2. Selon l'art. 319 al. 1 CPP, le Ministère public ordonne le classement de tout ou partie de la procédure lorsqu'aucun soupçon justifiant une mise en accusation n'est établi (let. a), lorsque les éléments constitutifs d'une infraction ne sont pas réunis (let. b), lorsque des faits justificatifs empêchent de retenir une infraction contre le prévenu (let. c), lorsqu'il est établi que certaines conditions à l'ouverture de l'action pénale ne peuvent pas être remplies ou que des empêchements de procéder sont apparus (let. d) ou lorsqu'on peut renoncer à toute poursuite ou à toute sanction en vertu de dispositions légales (let. e). L'art. 319 al. 2 CPP prévoit encore deux autres motifs de classement exceptionnels (intérêt de la victime ou consentement de celle-ci au classement). De manière générale, les motifs de classement sont ceux « qui déboucheraient à coup sûr ou du moins très probablement sur un acquittement ou une décision similaire de l'autorité de jugement » (Message du Conseil fédéral relatif à l'unification du droit de la procédure pénale du 21 décembre 2005, FF 2006 pp. 1057 ss, spéc. 1255). Un classement s'impose donc lorsqu'une condamnation paraît exclue avec une vraisemblance confinant à la certitude. La possibilité de classer la procédure ne saurait toutefois être limitée à ce seul cas, car une interprétation aussi restrictive imposerait un renvoi en jugement, même en présence d'une très faible probabilité de condamnation (ATF 138 IV 86 consid. 4.1.1 ; TF 1B_272/2011 du 22 mars 2012 consid. 3.1.1). Le principe in dubio pro duriore exige donc simplement qu'en cas de doute, la procédure se poursuive. Pratiquement, une mise en accusation s'impose lorsqu'une condamnation apparaît plus vraisemblable qu'un acquittement. En effet, en cas de doute, ce n'est pas à l'autorité d'instruction ou d'accusation mais au juge matériellement compétent qu'il appartient de se prononcer (ATF 138 IV 86 consid. 4.1.1 ; ATF 138 IV 186 consid. 4.1 ;
- 6 - ATF 137 IV 219 consid. 7 ; TF 1B_272/2011 du 22 mars 2012 consid. 3.1.1).

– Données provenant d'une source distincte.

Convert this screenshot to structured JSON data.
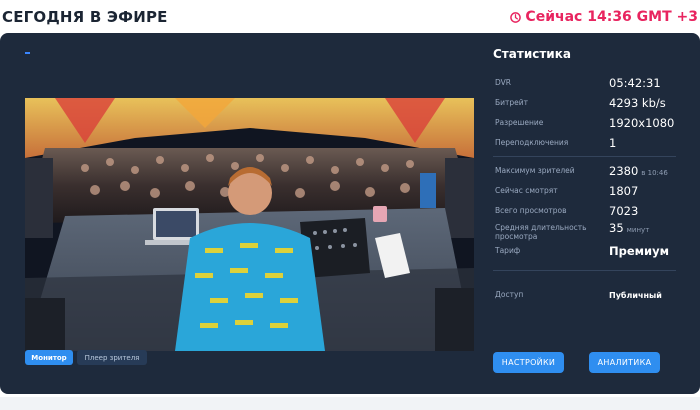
{
  "header": {
    "title": "СЕГОДНЯ В ЭФИРЕ",
    "clock_text": "Сейчас 14:36 GMT +3",
    "clock_icon": "clock-icon",
    "accent_color": "#e8245f"
  },
  "tabs": {
    "monitor": "Монитор",
    "player": "Плеер зрителя"
  },
  "stats": {
    "title": "Статистика",
    "dvr_label": "DVR",
    "dvr_value": "05:42:31",
    "bitrate_label": "Битрейт",
    "bitrate_value": "4293 kb/s",
    "resolution_label": "Разрешение",
    "resolution_value": "1920x1080",
    "reconnects_label": "Переподключения",
    "reconnects_value": "1",
    "max_viewers_label": "Максимум зрителей",
    "max_viewers_value": "2380",
    "max_viewers_time": "в 10:46",
    "watching_now_label": "Сейчас смотрят",
    "watching_now_value": "1807",
    "total_views_label": "Всего просмотров",
    "total_views_value": "7023",
    "avg_duration_label": "Средняя длительность просмотра",
    "avg_duration_value": "35",
    "avg_duration_unit": "минут",
    "tariff_label": "Тариф",
    "tariff_value": "Премиум",
    "access_label": "Доступ",
    "access_value": "Публичный"
  },
  "buttons": {
    "settings": "НАСТРОЙКИ",
    "analytics": "АНАЛИТИКА",
    "primary_color": "#2f8ef0"
  }
}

Enfin, le constat selon lequel aucun soupçon justifiant une mise en accusation n’est établi (art. 319 al. 1 let. a CPP) suppose que le Ministère public ait préalablement procédé à toutes les mesures d’instruction pertinentes susceptibles d’établir l’existence de soupçons suffisants justifiant une mise en accusation (CREP 10 mai 2016/305 et les références citées). 3. 3.1 3.1.1 Selon l'art. 173 ch. 1 CP (Code pénal suisse du 21 décembre 1937 ; RS 311.0), se rend coupable de diffamation celui qui, en s'adressant à un tiers, aura accusé une personne ou jeté sur elle le soupçon de tenir une conduite contraire à l'honneur, ou de tout autre fait propre à porter atteinte à sa considération, ou celui qui aura propagé une telle accusation ou un tel soupçon. Selon l'art. 174 ch. 1 CP, se rend coupable de calomnie celui qui, connaissant la fausseté de ses allégations, aura, en s’adressant à un tiers, accusé une personne ou jeté sur elle le soupçon de tenir une conduite contraire à l’honneur, ou de tout autre fait propre à porter atteinte à sa considération, ainsi que celui qui aura propagé de telles accusations ou de tels soupçons, alors qu’il en connaissait l’inanité. Il faut considérer comme tiers au sens de ces dispositions toute personne autre que l’auteur et la personne visée ; il peut s’agir de l’avocat de l’auteur, ou d’un magistrat ou fonctionnaire dans l’exercice de son activité (Corboz, Les infractions en droit suisse, vol. I, 3e éd., Berne 2010, n. 45 ad art. 173 CP). 3.1.2 Les art. 173 et 174 CP protègent la réputation d'être une personne honorable, c'est-à-dire de se comporter comme une personne digne a coutume de le faire selon les conceptions généralement reçues.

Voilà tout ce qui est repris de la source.